My day job involves interacting with a fair number of truck drivers. Many of them are long-haul and over the road, some are delivery drivers with 300-500 mile days being typical. Nearly universally, after a brief summation of the advantages of the EV platforms they have one strong belief; skepticism. None of them believe that Tesla will achieve the range, recharge times, payload, or reliability stated. The same few questions keep arising, which to be fair, are legitimate.
"Where will I charge?"
"Who will do maintenance/repairs?"
"Ok, so what is the REAL world range?"
etc.
It is broad pessimism and skepticism of the ability of Tesla to execute that pervades the OTR community.
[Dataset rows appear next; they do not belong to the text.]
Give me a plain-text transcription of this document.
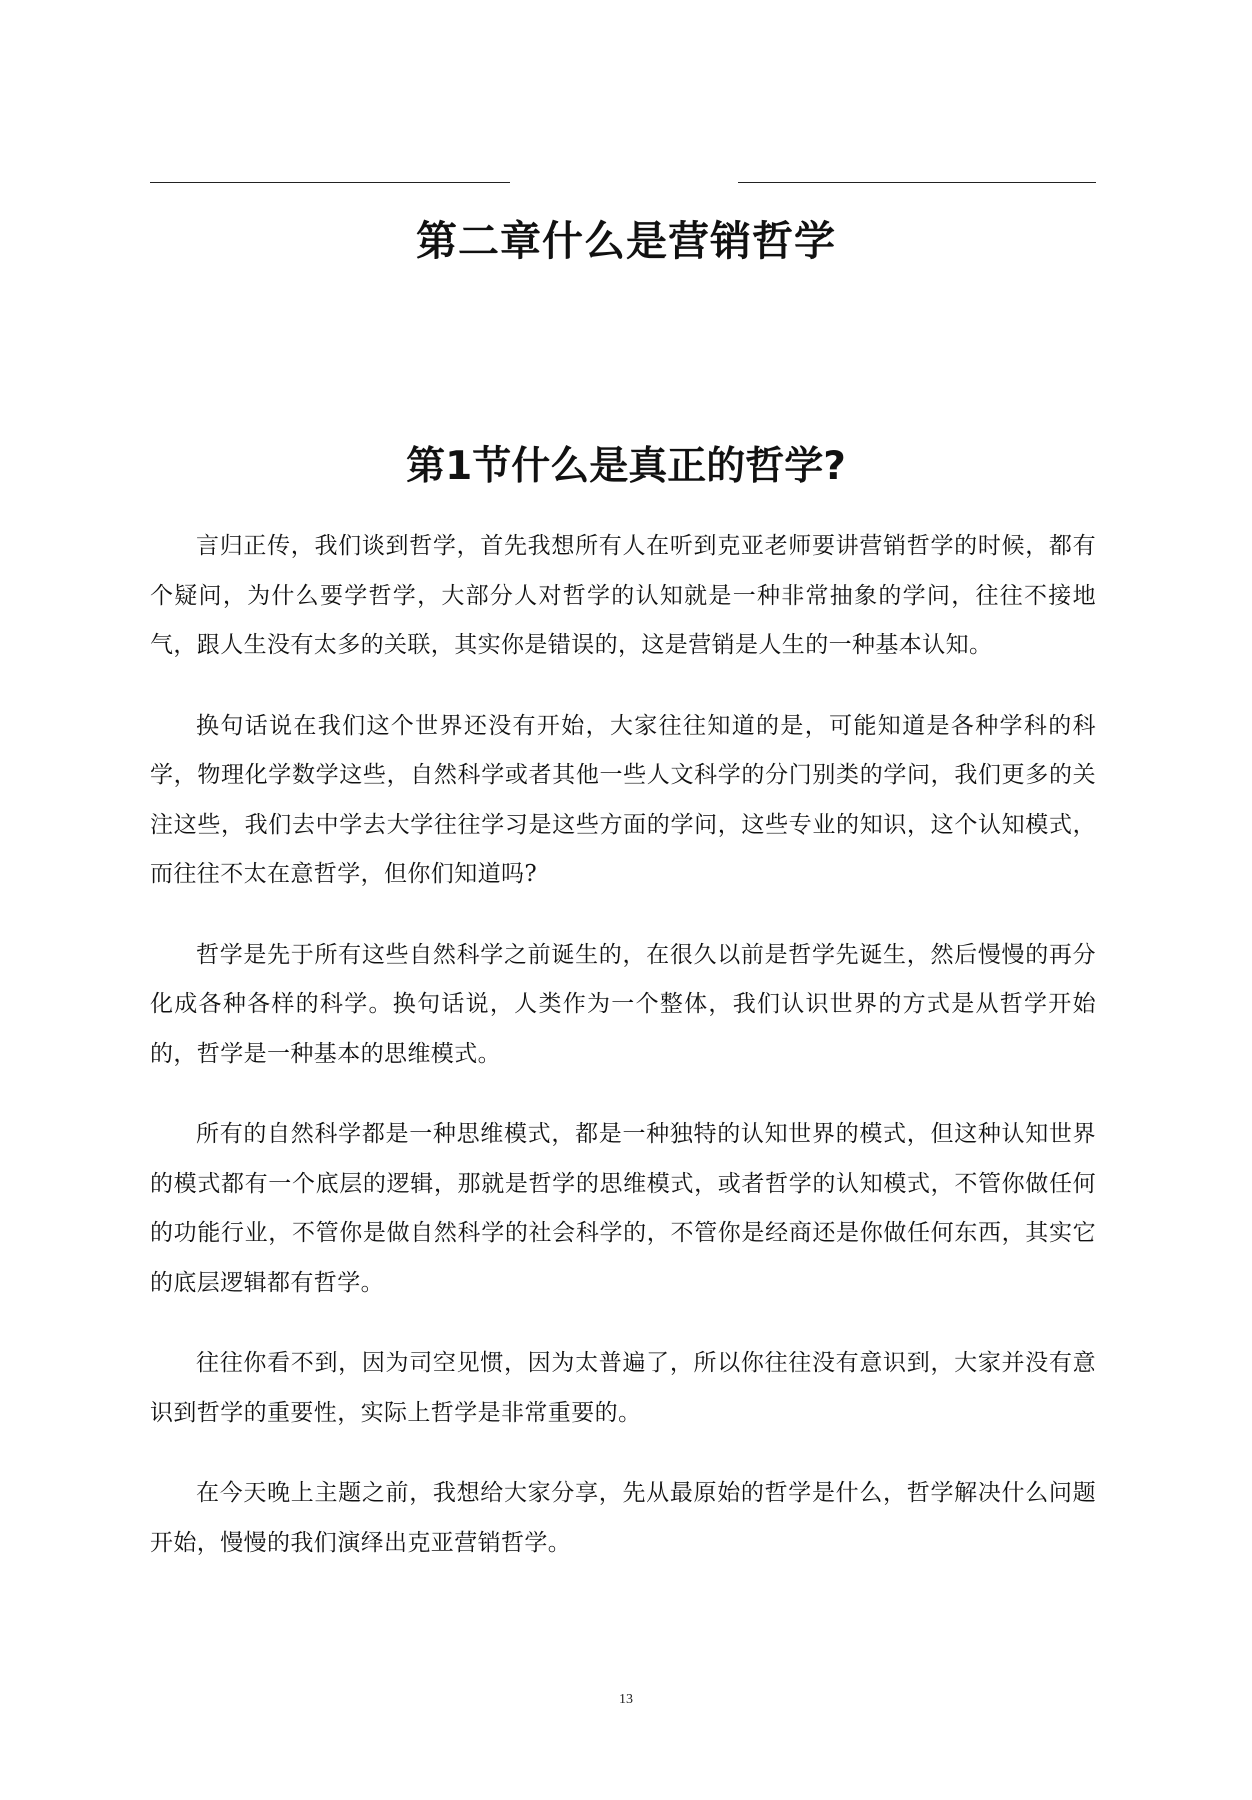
第二章什么是营销哲学
第1节什么是真正的哲学?

言归正传，我们谈到哲学，首先我想所有人在听到克亚老师要讲营销哲学的时候，都有个疑问，为什么要学哲学，大部分人对哲学的认知就是一种非常抽象的学问，往往不接地气，跟人生没有太多的关联，其实你是错误的，这是营销是人生的一种基本认知。

换句话说在我们这个世界还没有开始，大家往往知道的是，可能知道是各种学科的科学，物理化学数学这些，自然科学或者其他一些人文科学的分门别类的学问，我们更多的关注这些，我们去中学去大学往往学习是这些方面的学问，这些专业的知识，这个认知模式，而往往不太在意哲学，但你们知道吗?

哲学是先于所有这些自然科学之前诞生的，在很久以前是哲学先诞生，然后慢慢的再分化成各种各样的科学。换句话说，人类作为一个整体，我们认识世界的方式是从哲学开始的，哲学是一种基本的思维模式。

所有的自然科学都是一种思维模式，都是一种独特的认知世界的模式，但这种认知世界的模式都有一个底层的逻辑，那就是哲学的思维模式，或者哲学的认知模式，不管你做任何的功能行业，不管你是做自然科学的社会科学的，不管你是经商还是你做任何东西，其实它的底层逻辑都有哲学。

往往你看不到，因为司空见惯，因为太普遍了，所以你往往没有意识到，大家并没有意识到哲学的重要性，实际上哲学是非常重要的。

在今天晚上主题之前，我想给大家分享，先从最原始的哲学是什么，哲学解决什么问题开始，慢慢的我们演绎出克亚营销哲学。

13
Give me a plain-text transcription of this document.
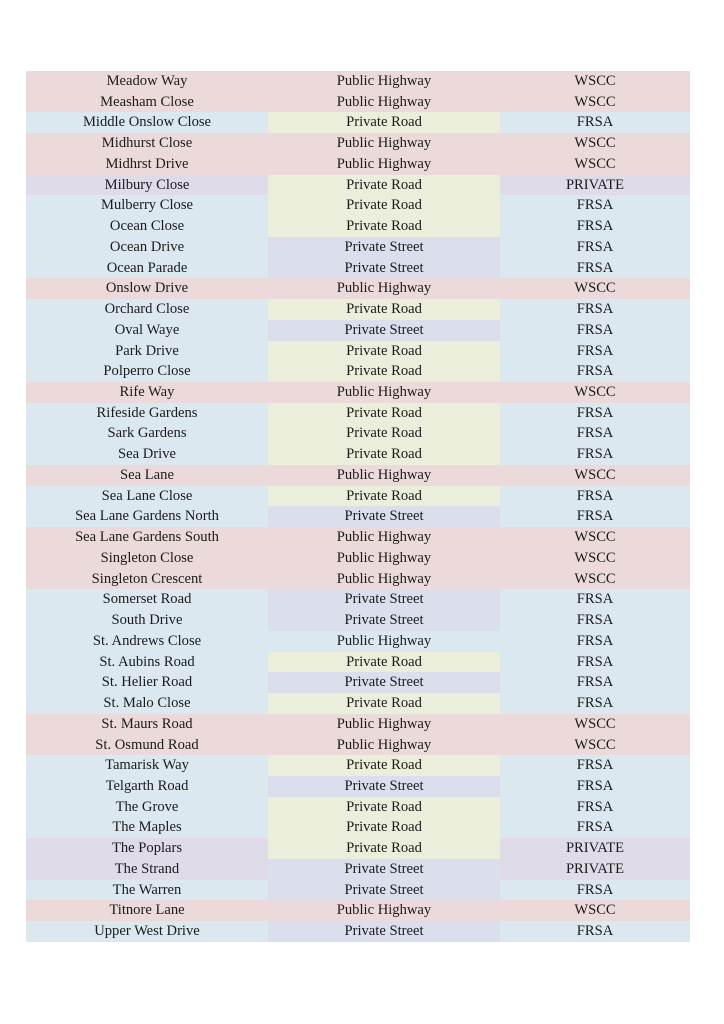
Meadow Way	Public Highway	WSCC
Measham Close	Public Highway	WSCC
Middle Onslow Close	Private Road	FRSA
Midhurst Close	Public Highway	WSCC
Midhrst Drive	Public Highway	WSCC
Milbury Close	Private Road	PRIVATE
Mulberry Close	Private Road	FRSA
Ocean Close	Private Road	FRSA
Ocean Drive	Private Street	FRSA
Ocean Parade	Private Street	FRSA
Onslow Drive	Public Highway	WSCC
Orchard Close	Private Road	FRSA
Oval Waye	Private Street	FRSA
Park Drive	Private Road	FRSA
Polperro Close	Private Road	FRSA
Rife Way	Public Highway	WSCC
Rifeside Gardens	Private Road	FRSA
Sark Gardens	Private Road	FRSA
Sea Drive	Private Road	FRSA
Sea Lane	Public Highway	WSCC
Sea Lane Close	Private Road	FRSA
Sea Lane Gardens North	Private Street	FRSA
Sea Lane Gardens South	Public Highway	WSCC
Singleton Close	Public Highway	WSCC
Singleton Crescent	Public Highway	WSCC
Somerset Road	Private Street	FRSA
South Drive	Private Street	FRSA
St. Andrews Close	Public Highway	FRSA
St. Aubins Road	Private Road	FRSA
St. Helier Road	Private Street	FRSA
St. Malo Close	Private Road	FRSA
St. Maurs Road	Public Highway	WSCC
St. Osmund Road	Public Highway	WSCC
Tamarisk Way	Private Road	FRSA
Telgarth Road	Private Street	FRSA
The Grove	Private Road	FRSA
The Maples	Private Road	FRSA
The Poplars	Private Road	PRIVATE
The Strand	Private Street	PRIVATE
The Warren	Private Street	FRSA
Titnore Lane	Public Highway	WSCC
Upper West Drive	Private Street	FRSA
The location of (and powering of) the Semi-charger, the actual loaded ranges, the price for charging, the maintenance costs, and all of the little real-world issues that will crop up outside of warm-weather climates need to be uncovered and solved before massive scaling can begin.
The scaling to 100,000+ per year needs a test phase to be de-risked. Tesla did this with low production S for several years before the mass produced 3 and Y platforms were revealed. I suspect that the 50,000 2024 production number that was mentioned in the last earnings call will turn out to be extremely optimistic.
Lastly, while the drivers are not believers, they all had widened eyes when describing the savings in fuel costs (probably more than half) the maintenance savings (no engine, transmission, DEF/exhaust system, minimal brake wear, etc). Many of these drivers are hit routinely with multi-thousand and up to $60,000 bills for repairs. If Tesla manages the ramp-up and these things hit the road and keep the promises, drivers will flock to them. Demand will soar.
As SMR says, the more Teslas Tesla sells, the more Teslas Tesla sells.